Telepathic communication led the way to intelligence. While laying her eggs, a Shaydanian mother imprinted her unformed offspring with all the experiences of her life. Each generation of telepathic reptile imparted all the knowledge of every previous generation to its young. Once a new hatchling could learn, in the egg, all the experiences that every generation of its ancestors had lived through, it was armed mentally as well as physically to deal with the world around it.

The civilization that these intelligent reptilians built on Shaydan had existed for millions of terrestrial years. Each community was led by its eldest member. Their ages ran to thousands of years. To creatures who could open their minds completely to one another, distrust was unknown. Disagreements between individuals were decided by the patriarch—indeed, that seemed to be his main reason for existence.

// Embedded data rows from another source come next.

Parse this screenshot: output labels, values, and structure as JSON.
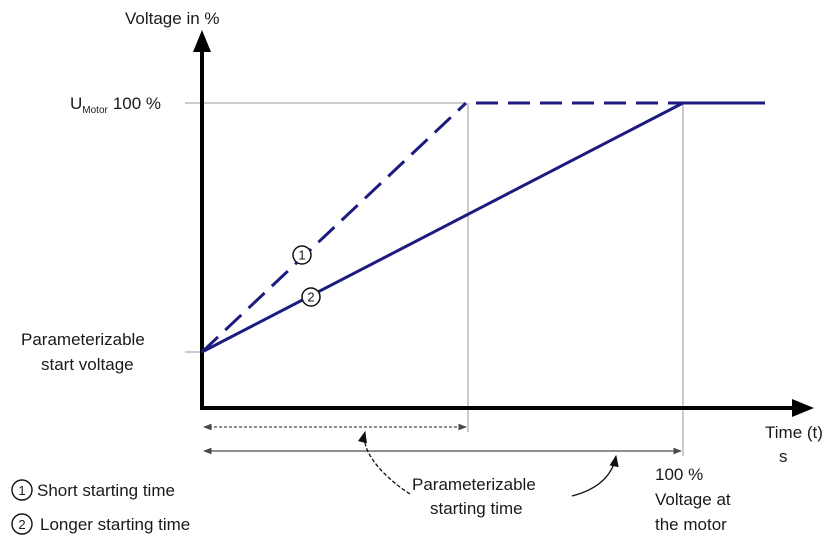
{
  "axes": {
    "y_label": "Voltage in %",
    "x_label": "Time (t)",
    "x_unit": "s"
  },
  "umotor": {
    "main": "U",
    "sub": "Motor",
    "value": "100 %"
  },
  "start_voltage": {
    "line1": "Parameterizable",
    "line2": "start voltage"
  },
  "starting_time": {
    "line1": "Parameterizable",
    "line2": "starting time"
  },
  "full_voltage": {
    "line1": "100 %",
    "line2": "Voltage at",
    "line3": "the motor"
  },
  "curves": [
    {
      "id": "1",
      "label": "Short starting time",
      "style": "dashed"
    },
    {
      "id": "2",
      "label": "Longer starting time",
      "style": "solid"
    }
  ],
  "colors": {
    "axis": "#000000",
    "curve": "#1c1c80",
    "guide": "#9a9a9a",
    "text": "#1a1a1a"
  }
}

Each community worked with the tireless self-effacing efficiency of an ant’s nest or a beehive. There were no wars because each community lived within the bounds of its environment. The children of Shaydan lived in harmony.

Until they realized that their star, Sheol, would one day destroy them.

The patriarchs consulted among themselves about how to face this dreadful certainty. Most of them felt that doom was inevitable and the only thing that could be done was to accept the fact. A few even recommended suicide, insisting it was better to die with dignity at one’s own choosing rather than wait for the cataclysm to strike them down.

Yet the urge to live was strong among them. They began to dig in, to extend their cities and dwellings underground in the hope that the bulk of their planet would help to protect them from the worst of the radiation that Sheol would one day rain upon the surface of Shaydan. Even so, they knew that the lethal radiation would be merely the first stage of Sheol’s death throes. Ultimately the star would explode and destroy their world along with itself.

Of all the patriarchs of Shaydan, only Set stood against the counsels of passivity and acceptance. He alone searched for a path to avert the doom that faced Shaydan. He alone determined to find a way to save himself, his people, his entire race. The other patriarchs thought him mad, at first, or supremely foolish to spend his remaining centuries trying to escape the inevitable. Set ignored them all.